Uzbek NYC terror suspect entered U.S. under Diversity Visa Program

ABC-7 in New York reports that Sayfullo Habibullaevic Saipov, the truck driving, ISIS supporting terrorist who killed at least eight people in New York City today, came to the U.S. seven years ago from Uzbekistan under what is called the Diversity Visa Program. The program offers a lottery for people from countries with few immigrants in America.

The idea behind this program, which I became aware of only when Tom Cotton proposed to abolish it, is badly misguided. The U.S. isn’t Noah’s Ark. We don’t need immigrants from every country, and certainly not extra immigrants from Uzbekistan whose population is 80 percent Muslim, and thus is more likely than most countries to produce terrorists and future terrorists in the current environment.

According to Newsweek, an Uzbek citizen was arrested in Sweden in April when he ran a truck into a crowd in Stockholm and killed four people. He had expressed sympathy for the ISIS. Two Uzbeks and a Kazakh were arrested in Brooklyn in 2015 and charged with conspiring to support ISIS.

Following today’s attack, Newsweek ran an article called “Why young men from [Uzbekistan] keep threatening the U.S. and Europe.” An expert on Central Asia addressed the question — one that doesn’t seem terribly mysterious.

Frankly, I don’t care why. We should not have a program that brings extra Uzbeks to the U.S. in the name of “diversity” or for any other purpose.

Daniel Horowitz reports that 1.83 million green cards were issued to nationals of predominantly Muslim countries from 2001-2015, including almost 60,000 to Uzbeks. The dates are significant because they reflect post-9/11 immigration policy. After 9/11, we should have known better.

In addition to the 1.83 million green card holders, we let in roughly 155,000 foreign students every year from predominantly Muslim countries, according to Horowitz. In effect, we are asking for more domestic terrorism.

Meanwhile, as Horowitz observes, when the president proposes a modest moratorium on just a few of the countries – not even the primary drivers of our immigration from the Middle East – a single leftist district judge blocks the moratorium. The “resistors in robes” on the Ninth Circuit will surely back that judge, as they have in the past on this issue, and we will have to wait for the Supreme Court to uphold common sense and a decent regard for the power of the president with regard to who can enter the U.S.

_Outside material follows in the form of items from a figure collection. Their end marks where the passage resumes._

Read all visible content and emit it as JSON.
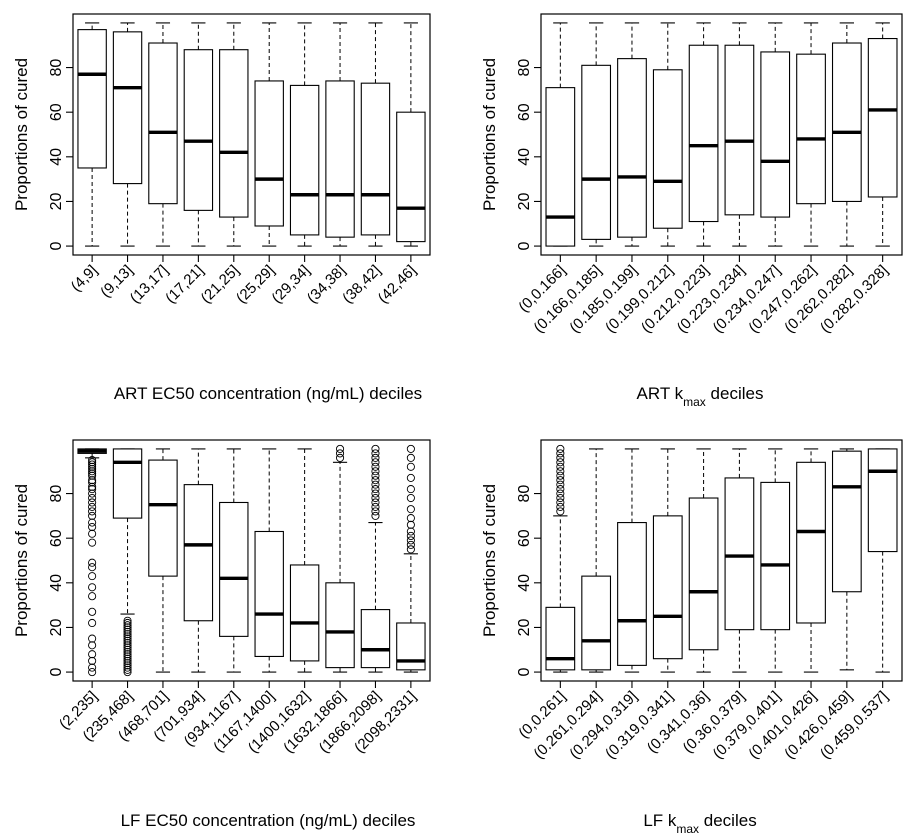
{
  "chart_data": [
    {
      "type": "box",
      "ylabel": "Proportions of cured",
      "xlabel": "ART EC50 concentration (ng/mL) deciles",
      "xlabel_sub": "",
      "xlabel_suffix": "",
      "ylim": [
        0,
        100
      ],
      "yticks": [
        0,
        20,
        40,
        60,
        80
      ],
      "categories": [
        "(4,9]",
        "(9,13]",
        "(13,17]",
        "(17,21]",
        "(21,25]",
        "(25,29]",
        "(29,34]",
        "(34,38]",
        "(38,42]",
        "(42,46]"
      ],
      "boxes": [
        {
          "min": 0,
          "q1": 35,
          "median": 77,
          "q3": 97,
          "max": 100
        },
        {
          "min": 0,
          "q1": 28,
          "median": 71,
          "q3": 96,
          "max": 100
        },
        {
          "min": 0,
          "q1": 19,
          "median": 51,
          "q3": 91,
          "max": 100
        },
        {
          "min": 0,
          "q1": 16,
          "median": 47,
          "q3": 88,
          "max": 100
        },
        {
          "min": 0,
          "q1": 13,
          "median": 42,
          "q3": 88,
          "max": 100
        },
        {
          "min": 0,
          "q1": 9,
          "median": 30,
          "q3": 74,
          "max": 100
        },
        {
          "min": 0,
          "q1": 5,
          "median": 23,
          "q3": 72,
          "max": 100
        },
        {
          "min": 0,
          "q1": 4,
          "median": 23,
          "q3": 74,
          "max": 100
        },
        {
          "min": 0,
          "q1": 5,
          "median": 23,
          "q3": 73,
          "max": 100
        },
        {
          "min": 0,
          "q1": 2,
          "median": 17,
          "q3": 60,
          "max": 100
        }
      ],
      "outliers": []
    },
    {
      "type": "box",
      "ylabel": "Proportions of cured",
      "xlabel": "ART k",
      "xlabel_sub": "max",
      "xlabel_suffix": " deciles",
      "ylim": [
        0,
        100
      ],
      "yticks": [
        0,
        20,
        40,
        60,
        80
      ],
      "categories": [
        "(0,0.166]",
        "(0.166,0.185]",
        "(0.185,0.199]",
        "(0.199,0.212]",
        "(0.212,0.223]",
        "(0.223,0.234]",
        "(0.234,0.247]",
        "(0.247,0.262]",
        "(0.262,0.282]",
        "(0.282,0.328]"
      ],
      "boxes": [
        {
          "min": 0,
          "q1": 0,
          "median": 13,
          "q3": 71,
          "max": 100
        },
        {
          "min": 0,
          "q1": 3,
          "median": 30,
          "q3": 81,
          "max": 100
        },
        {
          "min": 0,
          "q1": 4,
          "median": 31,
          "q3": 84,
          "max": 100
        },
        {
          "min": 0,
          "q1": 8,
          "median": 29,
          "q3": 79,
          "max": 100
        },
        {
          "min": 0,
          "q1": 11,
          "median": 45,
          "q3": 90,
          "max": 100
        },
        {
          "min": 0,
          "q1": 14,
          "median": 47,
          "q3": 90,
          "max": 100
        },
        {
          "min": 0,
          "q1": 13,
          "median": 38,
          "q3": 87,
          "max": 100
        },
        {
          "min": 0,
          "q1": 19,
          "median": 48,
          "q3": 86,
          "max": 100
        },
        {
          "min": 0,
          "q1": 20,
          "median": 51,
          "q3": 91,
          "max": 100
        },
        {
          "min": 0,
          "q1": 22,
          "median": 61,
          "q3": 93,
          "max": 100
        }
      ],
      "outliers": []
    },
    {
      "type": "box",
      "ylabel": "Proportions of cured",
      "xlabel": "LF EC50 concentration (ng/mL) deciles",
      "xlabel_sub": "",
      "xlabel_suffix": "",
      "ylim": [
        0,
        100
      ],
      "yticks": [
        0,
        20,
        40,
        60,
        80
      ],
      "categories": [
        "(2,235]",
        "(235,468]",
        "(468,701]",
        "(701,934]",
        "(934,1167]",
        "(1167,1400]",
        "(1400,1632]",
        "(1632,1866]",
        "(1866,2098]",
        "(2098,2331]"
      ],
      "boxes": [
        {
          "min": 96,
          "q1": 98,
          "median": 99,
          "q3": 100,
          "max": 100
        },
        {
          "min": 26,
          "q1": 69,
          "median": 94,
          "q3": 100,
          "max": 100
        },
        {
          "min": 0,
          "q1": 43,
          "median": 75,
          "q3": 95,
          "max": 100
        },
        {
          "min": 0,
          "q1": 23,
          "median": 57,
          "q3": 84,
          "max": 100
        },
        {
          "min": 0,
          "q1": 16,
          "median": 42,
          "q3": 76,
          "max": 100
        },
        {
          "min": 0,
          "q1": 7,
          "median": 26,
          "q3": 63,
          "max": 100
        },
        {
          "min": 0,
          "q1": 5,
          "median": 22,
          "q3": 48,
          "max": 100
        },
        {
          "min": 0,
          "q1": 2,
          "median": 18,
          "q3": 40,
          "max": 94
        },
        {
          "min": 0,
          "q1": 2,
          "median": 10,
          "q3": 28,
          "max": 67
        },
        {
          "min": 0,
          "q1": 1,
          "median": 5,
          "q3": 22,
          "max": 53
        }
      ],
      "outliers": [
        {
          "box": 0,
          "values": [
            0,
            2,
            5,
            8,
            12,
            15,
            22,
            27,
            34,
            38,
            43,
            47,
            49,
            58,
            62,
            65,
            67,
            70,
            72,
            74,
            76,
            78,
            80,
            82,
            83,
            85,
            86,
            88,
            89,
            90,
            91,
            92,
            93,
            94,
            95
          ]
        },
        {
          "box": 1,
          "values": [
            0,
            1,
            2,
            3,
            4,
            5,
            6,
            7,
            8,
            9,
            10,
            11,
            12,
            13,
            14,
            15,
            16,
            17,
            18,
            19,
            20,
            21,
            22,
            23
          ]
        },
        {
          "box": 7,
          "values": [
            96,
            98,
            100
          ]
        },
        {
          "box": 8,
          "values": [
            70,
            72,
            74,
            76,
            78,
            80,
            82,
            84,
            86,
            88,
            90,
            92,
            94,
            96,
            98,
            100
          ]
        },
        {
          "box": 9,
          "values": [
            55,
            57,
            59,
            61,
            63,
            66,
            69,
            73,
            78,
            82,
            87,
            92,
            96,
            100
          ]
        }
      ]
    },
    {
      "type": "box",
      "ylabel": "Proportions of cured",
      "xlabel": "LF k",
      "xlabel_sub": "max",
      "xlabel_suffix": " deciles",
      "ylim": [
        0,
        100
      ],
      "yticks": [
        0,
        20,
        40,
        60,
        80
      ],
      "categories": [
        "(0,0.261]",
        "(0.261,0.294]",
        "(0.294,0.319]",
        "(0.319,0.341]",
        "(0.341,0.36]",
        "(0.36,0.379]",
        "(0.379,0.401]",
        "(0.401,0.426]",
        "(0.426,0.459]",
        "(0.459,0.537]"
      ],
      "boxes": [
        {
          "min": 0,
          "q1": 1,
          "median": 6,
          "q3": 29,
          "max": 70
        },
        {
          "min": 0,
          "q1": 1,
          "median": 14,
          "q3": 43,
          "max": 100
        },
        {
          "min": 0,
          "q1": 3,
          "median": 23,
          "q3": 67,
          "max": 100
        },
        {
          "min": 0,
          "q1": 6,
          "median": 25,
          "q3": 70,
          "max": 100
        },
        {
          "min": 0,
          "q1": 10,
          "median": 36,
          "q3": 78,
          "max": 100
        },
        {
          "min": 0,
          "q1": 19,
          "median": 52,
          "q3": 87,
          "max": 100
        },
        {
          "min": 0,
          "q1": 19,
          "median": 48,
          "q3": 85,
          "max": 100
        },
        {
          "min": 0,
          "q1": 22,
          "median": 63,
          "q3": 94,
          "max": 100
        },
        {
          "min": 1,
          "q1": 36,
          "median": 83,
          "q3": 99,
          "max": 100
        },
        {
          "min": 0,
          "q1": 54,
          "median": 90,
          "q3": 100,
          "max": 100
        }
      ],
      "outliers": [
        {
          "box": 0,
          "values": [
            72,
            74,
            76,
            78,
            80,
            82,
            84,
            86,
            88,
            90,
            92,
            94,
            96,
            98,
            100
          ]
        }
      ]
    }
  ]
}
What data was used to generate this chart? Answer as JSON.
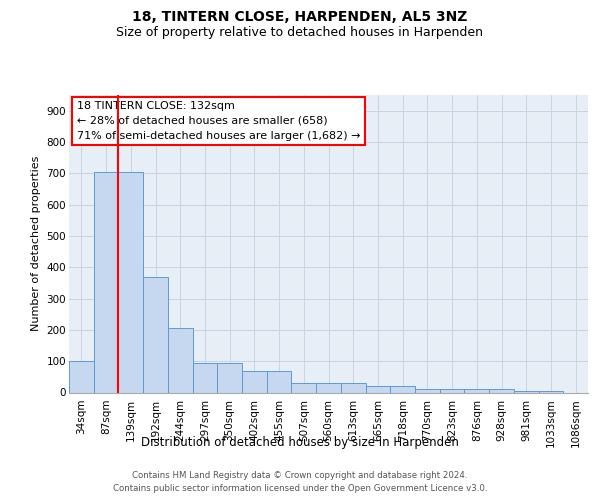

Even thereafter, we can count on more obstruction from lower courts whenever the administration continues its efforts to protect America from an influx of terrorists and future terrorists.

Horowitz concludes:

Congress must clamp down on immigration, weaken the jurisdiction of lower courts to get involved in immigration cases, and further bolster Homeland Security efforts to identify the thousands of threats we already have in our country as a result of masochistic immigration policies.

If, as seems certain, congressional Democrats resist, they need to be called out. In this regard, it’s worth noting that the Diversity Visa Program, through which the terrorist who slayed New Yorkers today came to America, was formulated by New York’s own Chuck Schumer when he was in the House.

By contrast, President Trump and, as noted above, Sen. Tom Cotton have called for an end to the program.